A crucial element of the real self is its unconditional acceptance of itself.
Since I was very young, there have always felt like two versions of myself. Review any span of my life or relationships and you’ll observe my distinct personalities draw lines in the sand. Both me, both honest. For me, this phenomenon comes very obviously from a catalyst. One personality copes, the other retreats. I’ve tried with absolute stubbornness to deny it, to merge them, to bridge them, to make one dominant, to mash them together into some neutral earthtone.
It doesn’t work.
And, it sometimes causes a ruckus in my adult life. I can still look down and see my feet in different territories. It helps me relate to different people honestly, but it makes my values a kaleidoscope of truths. As a full grown woman in active pursuit of a dialectic life, this becomes very difficult for me to navigate. Recently I’ve learned: 1) you need to consider carefully what you value, and 2) you need to make lifestyle choices that align with those values. Otherwise, happiness is tied with long strings of guilt or disappointment.
How can you find the middle of anything without knowing both extremes?
A long long time ago, my sister told me that I was a sensitive soul. She kindly said, “Still waters run deep, and you are a still water.” But I knew what she meant. My interdependent personality kneels irresolute. There is an undeniable soft side that, at its best, is vulnerable and honest. At its worst, its powerless and emotional.
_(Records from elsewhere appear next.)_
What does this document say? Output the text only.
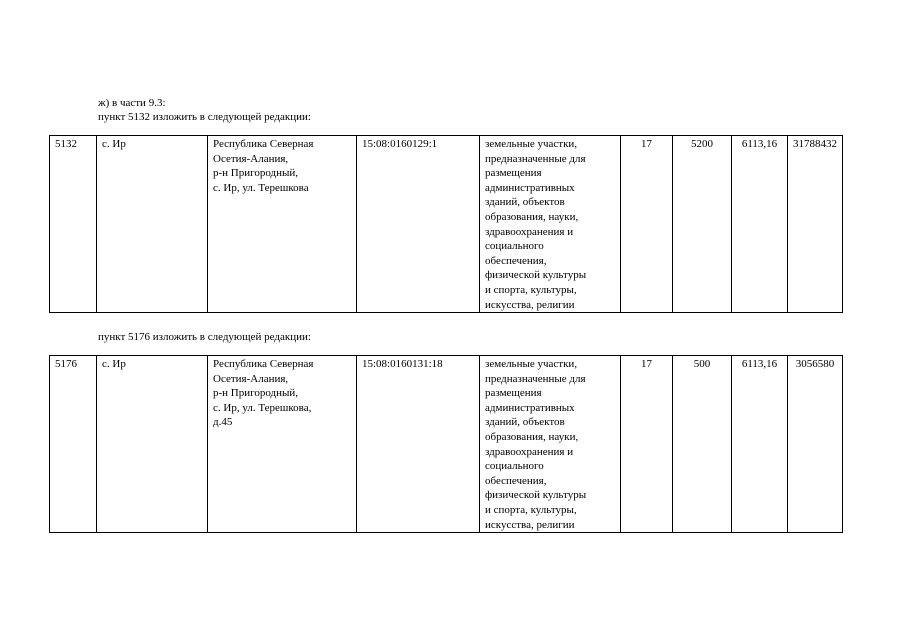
ж) в части 9.3:
пункт 5132 изложить в следующей редакции:
5132	с. Ир	Республика Северная
Осетия-Алания,
р-н Пригородный,
с. Ир, ул. Терешкова
	15:08:0160129:1	земельные участки,
предназначенные для
размещения
административных
зданий, объектов
образования, науки,
здравоохранения и
социального
обеспечения,
физической культуры
и спорта, культуры,
искусства, религии
	17	5200	6113,16	31788432
пункт 5176 изложить в следующей редакции:
5176	с. Ир	Республика Северная
Осетия-Алания,
р-н Пригородный,
с. Ир, ул. Терешкова,
д.45
	15:08:0160131:18	земельные участки,
предназначенные для
размещения
административных
зданий, объектов
образования, науки,
здравоохранения и
социального
обеспечения,
физической культуры
и спорта, культуры,
искусства, религии
	17	500	6113,16	3056580
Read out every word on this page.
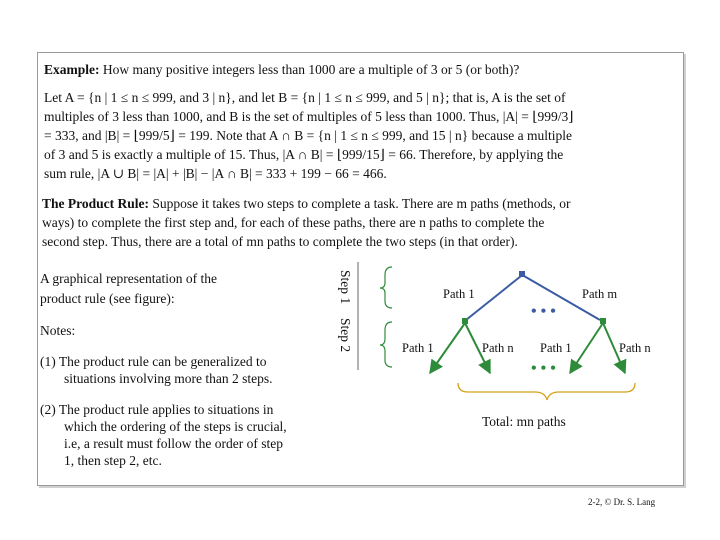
Example: How many positive integers less than 1000 are a multiple of 3 or 5 (or both)?
Let A = {n | 1 ≤ n ≤ 999, and 3 | n}, and let B = {n | 1 ≤ n ≤ 999, and 5 | n}; that is, A is the set of
multiples of 3 less than 1000, and B is the set of multiples of 5 less than 1000. Thus, |A| = ⌊999/3⌋
= 333, and |B| = ⌊999/5⌋ = 199. Note that A ∩ B = {n | 1 ≤ n ≤ 999, and 15 | n} because a multiple
of 3 and 5 is exactly a multiple of 15. Thus, |A ∩ B| = ⌊999/15⌋ = 66. Therefore, by applying the
sum rule, |A ∪ B| = |A| + |B| − |A ∩ B| = 333 + 199 − 66 = 466.
The Product Rule: Suppose it takes two steps to complete a task. There are m paths (methods, or
ways) to complete the first step and, for each of these paths, there are n paths to complete the
second step. Thus, there are a total of mn paths to complete the two steps (in that order).
A graphical representation of the
product rule (see figure):
Notes:
(1) The product rule can be generalized to
situations involving more than 2 steps.
(2) The product rule applies to situations in
which the ordering of the steps is crucial,
i.e, a result must follow the order of step
1, then step 2, etc.
Step 1
Step 2
Path 1	Path m
• • •
Path 1	Path n Path 1	Path n
• • •
Total: mn paths
2-2, © Dr. S. Lang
One of the reasons I love distance running is that, after a few handfuls of miles, a switch flips in me and I physically notice my shoulders roll back and carry my chest higher. My gait is easy and powerful. My thoughts gain clarity and voice. It’s the wilder side of me perking up, but in a healthy nonreactive way. Nothing is threatening me, but I’m owning the ground beneath my feet. I take on the world as a fist, not a sponge.
The things in my world suddenly come into focus and I navigate them without hesitation. It’s not a feeling unlike hearing your jam coming on and throwing your hands up and busting a move. It’s the good, fun kind of pride in yourself. Confidence. Resilience. The kind that comes from deep roots and wise mind.
On land, a snail and a slug are the same creature. Sure, one has a shell and one does not, but both are terrestrial gastropod mollusks (in fact, some slugs have tiny shells or internal shells). By definition, a snail is only a snail because it has a shell large enough to recede fully into and close up tightly with its operculum, which is the latin word for “lid.”
Slugs appear at different times on different continents polyphyletically, which essentially means they sporadically lose their shell as their environment allows. Slugs without shells are usually predatory or supremely adept at hiding within their surroundings. They find their protection.
So, how do we migrate to environments where no shell is needed? And how do we lose our shell?
Or, is the middle ground carrying that shell with you and knowing when to retreat into it? What is to stop a bird from picking up the snail and slamming it into the concrete?
I wrestle this because I know that some of the most intricate glass parts are hidden deep within that shell. The secret interworkings of the clock are deep behind the face.
But how free and content is the slug? When the salt comes?